DIPLOMATICALLY SPEAKING
By DENNIS IGNATIUS
Last month, Amnesty International published a report drawing attention to the fact that judicial caning in Malaysia has reached epidemic proportions. Since 2002, when the Immigration Act was amended to include corporal punishment, nearly 48,000 prisoners have been whipped in Malaysia.It is a shocking reminder of the cruel, inhuman and degrading way we treat prisoners, particularly refugees and illegal migrants.
Caning or whipping is a horrendous form of punishment. Maximum force, with the cane travelling at speeds of up to 160kph, is applied. The whiplash of the cane (usually a piece of rattan about 1.09m long and 1.25cm thick that is soaked in water) literally takes the skin off the buttocks and then pounds the flesh into pulp. Skin disintegrates. Blood flows copiously.

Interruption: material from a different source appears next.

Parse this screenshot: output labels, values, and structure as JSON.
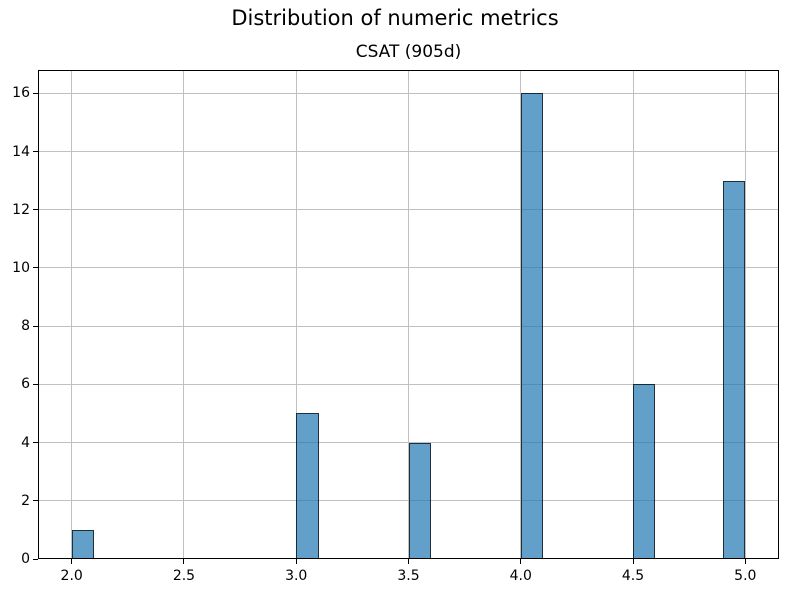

The pain is so severe that victims often lose consciousness. And when they do, they are quickly revived by doctors so that punishment can continue.
How doctors can participate in this kind of abuse is beyond understanding.
Whipping leaves deep scars that take months to heal. It also leaves deep emotional and psychological wounds that mark the victims for the rest of their lives.
In 2007, a six-minute video of a drug trafficker being caned in Malaysia found its way onto the Internet. Those who think that caning is an acceptable form of punishment should take the trouble to view it.
I personally found it too disturbing to watch. It brought back memories of my late father’s treatment at the hands of the Kempeitai – the military police of the Imperial Japanese Army during the war years. My father was whipped so badly that he carried the scars on his back and buttocks to his grave some fifty years later.
That such horrific abuse is still being visited upon people today is mind-boggling.
And all this despite the fact that there is no evidence that caning is an effective deterrence. It simply panders to our baser instincts to inflict pain upon those who transgress.
Furthermore, such forms of corporal punishment are clearly against the 1948 Universal Declaration of Human Rights which states that, “No one shall be subject to torture or to cruel, inhuman and degrading treatment or punishment”.
Malaysia has always been an ardent supporter of the UN and proudly sits on its Human Rights Council, yet we violate one of its most cherished principles. We lose the moral authority to speak on human rights issues when we ourselves don’t cherish and uphold them.
Some years ago, Malaysians joined the global outrage over the treatment of prisoners at Abu Ghraib. America was rightly condemned for behaving in such a cruel and callous manner. What does it now say of us when we are silent about something far worse that is taking place in our prisons on an almost daily basis?
What is even more egregious is that we visit such horrific punishment upon hapless refugees and illegal migrants as well.
Refugees from Myanmar, for example, flee in fear and desperation from well documented abuse, torture and death in their own land only to be further abused in Malaysia.
According to Amnesty International, more than 6,000 refugees are caned, up to 24 times each, every year!
This is morally reprehensible and a great blight upon our nation’s honour.
Of course, we are not the only ones to permit judicial caning. It is widely practised in Singapore and Brunei as well, courtesy of our common British colonial heritage. Caning is now increasingly considered a cheaper alternative to jailing offenders. Illegal migrants are whipped and then deported.
Not surprisingly, many countries seem to ignore this appalling abuse of their own citizens in Malaysia, Singapore and Brunei. If Australian, British or American citizens were similarly treated, there would be an international uproar, which explains why such punishment is rarely inflicted on them.
Our poorer Asian neighbours, on the other hand, remain silent largely because they fear antagonising us and jeopardising an important source of foreign income in the remittances that these migrant workers send home each month. For countries like the Philippines, Bangladesh and Nepal, for example, such remittances make a significant contribution to their economy.
Perhaps it is also because Asian governments tend to place a lower premium on human dignity.
Whatever the reason, shame on them for staying silent while their citizens are so harshly treated abroad.
Of course, Myanmar’s military rulers are not going to lose any sleep over the treatment of Karen, Kachin or Rohingya people abroad, but surely we become complicit in the injustice wreaked upon these people if they end up being abused and punished in Malaysia as well.
When asked about the leaked caning video in 2007, the Deputy Home Minister at the time said it was “no big deal”.
But it is a big deal when our nation inflicts such horrendous suffering upon prisoners, upon migrant workers and upon refugees. It tarnishes our image and invites international scorn.
And it is a big deal because we are better than that.
It’s time we end this barbaric form of punishment. Certainly, we should immediately stop the caning of refugees and illegal migrants.